The UNCTAD report mentioned above recognises that full decarbonization by 2050 will require massive investments and could lead to higher maritime logistics costs, raising concerns for vulnerable shipping-reliant nations like small island developing states. The report emphasizes the need to balance environmental goals with economic needs but underscores that the cost of inaction far outweighs the required investments.

Energy efficiency more important than ever

“The good news is the forces that are determining the course of shipping’s decarbonisation transition are pushing for change and the conversation is shifting from ambitions to action. As we see it, there will not be one single solution, but rather multiple solutions, different fuel types and energy-saving devices as we move into a new era,” says Johansen.

Johansen believes throughout the coming year and beyond, shipping companies will continue to face challenges and uncertainty and it is clear the need for energy efficiency is more important than ever.
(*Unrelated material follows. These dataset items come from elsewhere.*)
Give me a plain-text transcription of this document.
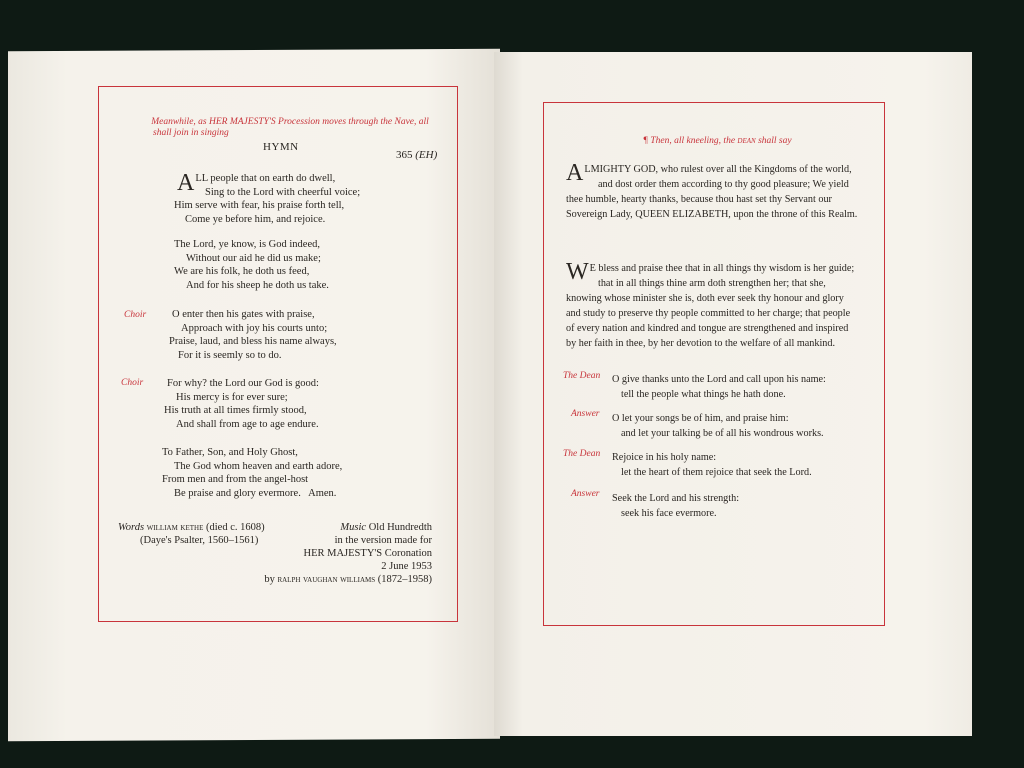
Meanwhile, as HER MAJESTY'S Procession moves through the Nave, all
shall join in singing
HYMN
365 (EH)
ALL people that on earth do dwell,
Sing to the Lord with cheerful voice;
Him serve with fear, his praise forth tell,
Come ye before him, and rejoice.
The Lord, ye know, is God indeed,
Without our aid he did us make;
We are his folk, he doth us feed,
And for his sheep he doth us take.
Choir O enter then his gates with praise,
Approach with joy his courts unto;
Praise, laud, and bless his name always,
For it is seemly so to do.
Choir For why? the Lord our God is good:
His mercy is for ever sure;
His truth at all times firmly stood,
And shall from age to age endure.
To Father, Son, and Holy Ghost,
The God whom heaven and earth adore,
From men and from the angel-host
Be praise and glory evermore.   Amen.
Words william kethe (died c. 1608)
(Daye's Psalter, 1560–1561)
Music Old Hundredth
in the version made for
HER MAJESTY'S Coronation
2 June 1953
by ralph vaughan williams (1872–1958)
¶ Then, all kneeling, the dean shall say
ALMIGHTY GOD, who rulest over all the Kingdoms of the world,
and dost order them according to thy good pleasure; We yield
thee humble, hearty thanks, because thou hast set thy Servant our
Sovereign Lady, QUEEN ELIZABETH, upon the throne of this Realm.
W E bless and praise thee that in all things thy wisdom is her guide;
that in all things thine arm doth strengthen her; that she,
knowing whose minister she is, doth ever seek thy honour and glory
and study to preserve thy people committed to her charge; that people
of every nation and kindred and tongue are strengthened and inspired
by her faith in thee, by her devotion to the welfare of all mankind.
The Dean O give thanks unto the Lord and call upon his name:
tell the people what things he hath done.
Answer O let your songs be of him, and praise him:
and let your talking be of all his wondrous works.
The Dean Rejoice in his holy name:
let the heart of them rejoice that seek the Lord.
Answer Seek the Lord and his strength:
seek his face evermore.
“For sure more and more ship operators are looking for ways to improve the efficiency of their vessels and arguably the lowest hanging fruit still left to them is the use of premier antifouling and proactive cleaning methods available today,” says Johansen and concludes, “Such measures help to ensure the hull is clean most if not all of the time and reduce fuel consumption and emissions simultaneously with the added bonus of reducing the risk of transfer of invasive species. In short, a clean hull makes even more sense when ship operators are seeking proven energy-efficiency solutions to meet their sustainability goals.”